Exchange Rate in Emerging Markets: Shock Absorber or Source of Shock?
Abstract
This paper examines the stabilization role of flexible exchange rates for emerging economies within the Latin America and Asia regions. Based on a structural VAR model, we utilize zero and sign restrictions as well as introduce novel exchange rate pass-through restrictions to identify structural macroeconomic shocks. Overall, we find that exogenous exchange rate shocks drive more than half of total exchange rate fluctuations in emerging economies. Despite this predominant role, we find that exchange rates do not act as a source of shocks to the real economy, but instead absorb and reduce output growth and inflation volatilities.
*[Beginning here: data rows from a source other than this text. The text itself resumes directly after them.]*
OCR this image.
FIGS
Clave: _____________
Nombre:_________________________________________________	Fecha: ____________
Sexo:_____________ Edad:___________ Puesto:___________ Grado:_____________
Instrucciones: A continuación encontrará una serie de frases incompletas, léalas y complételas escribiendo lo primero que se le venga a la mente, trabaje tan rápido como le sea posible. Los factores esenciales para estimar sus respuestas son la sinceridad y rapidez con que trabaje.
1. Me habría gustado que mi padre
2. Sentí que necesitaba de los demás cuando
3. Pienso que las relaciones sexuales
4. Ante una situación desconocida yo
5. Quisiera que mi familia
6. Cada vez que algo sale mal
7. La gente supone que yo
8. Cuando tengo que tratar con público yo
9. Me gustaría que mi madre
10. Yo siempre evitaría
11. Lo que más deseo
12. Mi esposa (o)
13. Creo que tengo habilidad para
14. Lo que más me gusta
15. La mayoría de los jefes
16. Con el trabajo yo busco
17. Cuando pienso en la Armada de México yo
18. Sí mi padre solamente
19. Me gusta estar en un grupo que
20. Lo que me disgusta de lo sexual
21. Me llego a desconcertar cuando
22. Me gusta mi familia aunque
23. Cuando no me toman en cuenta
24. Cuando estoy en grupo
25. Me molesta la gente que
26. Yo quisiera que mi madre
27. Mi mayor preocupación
We further find that this shock-insulation property is highly shockdependent, where the benefits of flexible exchange rates are most evident for demand and global shocks, while exchange rate movements tend to amplify output growth volatilities in the face of global supply shocks. Also, based on counterfactual analyses, we find that the net benefits of flexible exchange rates as a shock absorber are in general larger for emerging economies in Latin America than in Asia, particularly during crises periods. Finally, while we find that the stabilization role of exchange rates hinges upon the nature of underlying structural shocks, there is also a positive association with structural determinants such as a country’s degree of exchange rate flexibility and trade openness.